情感豊かな岡本の芝居の真骨頂を感じたのは、二人がこのタイトルの言葉に辿り着き、その言葉の行く末を確かめたくだりだ。読み進めるうちに岡本の声は徐々に小さく、かすれていき、そして激しい慟哭となる。子どもみたいに全身全霊で泣きじゃくる声は、まるで嵐のように会場中を「僕」の嘆きに巻き込み、多くの観客が共に涙を流していた。またそれ以外のシーンでも、「僕」が桜良へと本気で向き合い、大事な言葉を告げるときの岡本の声は、聴く者の心を掴んで離さない。岡本信彦という声優の魅力を、あらためて思い知らされた。
高校生たちが己のあり方と「生」にまっすぐ向き合い、大切な相手と心を通わせ合う。この美しい物語を、岡本・直田・古賀・伊東の4人は、リアルかつエモーショナルに届けてくれた。生身の人間が生み出す感情をダイレクトに受け取りながら、自身の想像力を自由に羽ばたかせられる豊かさは、朗読劇ならでは。
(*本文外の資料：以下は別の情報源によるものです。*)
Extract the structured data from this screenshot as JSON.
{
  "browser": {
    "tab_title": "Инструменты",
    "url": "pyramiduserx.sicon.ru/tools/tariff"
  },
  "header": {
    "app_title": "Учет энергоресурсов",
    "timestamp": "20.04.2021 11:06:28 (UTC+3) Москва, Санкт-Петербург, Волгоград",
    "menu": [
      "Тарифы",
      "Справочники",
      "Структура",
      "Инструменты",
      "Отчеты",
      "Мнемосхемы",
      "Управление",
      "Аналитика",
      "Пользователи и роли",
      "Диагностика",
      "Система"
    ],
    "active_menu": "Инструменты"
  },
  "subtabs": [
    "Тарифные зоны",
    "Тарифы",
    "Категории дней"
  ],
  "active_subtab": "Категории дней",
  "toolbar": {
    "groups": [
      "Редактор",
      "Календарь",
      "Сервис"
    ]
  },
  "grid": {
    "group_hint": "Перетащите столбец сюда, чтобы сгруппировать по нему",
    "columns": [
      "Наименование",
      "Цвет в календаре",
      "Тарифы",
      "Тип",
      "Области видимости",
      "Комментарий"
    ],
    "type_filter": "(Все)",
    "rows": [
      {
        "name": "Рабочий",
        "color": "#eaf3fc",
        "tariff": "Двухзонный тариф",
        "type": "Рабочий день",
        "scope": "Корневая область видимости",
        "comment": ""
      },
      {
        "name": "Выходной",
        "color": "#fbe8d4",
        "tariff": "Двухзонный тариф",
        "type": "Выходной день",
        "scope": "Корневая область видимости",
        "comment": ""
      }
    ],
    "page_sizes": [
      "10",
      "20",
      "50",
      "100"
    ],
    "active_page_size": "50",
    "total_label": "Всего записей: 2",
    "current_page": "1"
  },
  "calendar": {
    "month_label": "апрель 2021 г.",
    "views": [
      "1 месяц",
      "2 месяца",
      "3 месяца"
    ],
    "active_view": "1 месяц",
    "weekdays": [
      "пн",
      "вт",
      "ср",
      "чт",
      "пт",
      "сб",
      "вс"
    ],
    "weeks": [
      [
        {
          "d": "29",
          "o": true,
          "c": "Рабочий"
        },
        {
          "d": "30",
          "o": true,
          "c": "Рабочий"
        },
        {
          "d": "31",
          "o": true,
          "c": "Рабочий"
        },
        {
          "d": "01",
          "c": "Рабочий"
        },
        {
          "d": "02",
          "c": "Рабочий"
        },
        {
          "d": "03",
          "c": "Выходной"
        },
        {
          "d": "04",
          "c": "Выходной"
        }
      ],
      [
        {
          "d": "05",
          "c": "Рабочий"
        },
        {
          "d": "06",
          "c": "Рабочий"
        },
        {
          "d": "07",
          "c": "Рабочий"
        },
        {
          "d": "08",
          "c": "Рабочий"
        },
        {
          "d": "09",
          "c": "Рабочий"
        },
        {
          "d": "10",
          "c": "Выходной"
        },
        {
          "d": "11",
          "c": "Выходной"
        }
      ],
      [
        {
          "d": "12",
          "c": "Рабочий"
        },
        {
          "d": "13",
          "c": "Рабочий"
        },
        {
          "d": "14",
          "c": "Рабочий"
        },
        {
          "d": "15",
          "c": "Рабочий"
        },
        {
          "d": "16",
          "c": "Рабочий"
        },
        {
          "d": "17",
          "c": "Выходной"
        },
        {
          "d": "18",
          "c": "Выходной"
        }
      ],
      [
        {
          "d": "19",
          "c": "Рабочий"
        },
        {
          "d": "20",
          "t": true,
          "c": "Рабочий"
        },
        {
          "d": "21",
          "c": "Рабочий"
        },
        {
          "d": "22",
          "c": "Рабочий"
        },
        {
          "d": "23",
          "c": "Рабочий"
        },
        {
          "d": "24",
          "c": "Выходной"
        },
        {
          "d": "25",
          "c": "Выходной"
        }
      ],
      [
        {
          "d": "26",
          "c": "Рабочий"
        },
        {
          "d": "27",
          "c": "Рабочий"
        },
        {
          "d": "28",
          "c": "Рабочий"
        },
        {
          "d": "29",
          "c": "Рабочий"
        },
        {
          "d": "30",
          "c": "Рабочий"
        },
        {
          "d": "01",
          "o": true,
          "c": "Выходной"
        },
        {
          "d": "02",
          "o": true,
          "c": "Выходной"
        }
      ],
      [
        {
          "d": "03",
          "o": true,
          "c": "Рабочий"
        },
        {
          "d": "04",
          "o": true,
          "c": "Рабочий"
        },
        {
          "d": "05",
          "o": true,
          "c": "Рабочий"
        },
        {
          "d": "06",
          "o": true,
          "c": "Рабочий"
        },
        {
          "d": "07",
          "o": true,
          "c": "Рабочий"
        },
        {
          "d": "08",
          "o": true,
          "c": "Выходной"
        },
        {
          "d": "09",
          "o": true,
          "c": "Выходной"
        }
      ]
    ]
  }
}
そんな王道の朗読劇の魅力をたっぷり味わえる2時間だった。
朗読劇『君の膵臓をたべたい』は、12月11日(日)の昼公演(岡本信彦、直田姫奈、古賀葵、伊東健人)・夜公演(島﨑信長、悠木碧、原紗友里、中島ヨシキ)が、ローチケLIVE STREAMING にてアーカイブ配信中(12月14日(水)23時59分まで)。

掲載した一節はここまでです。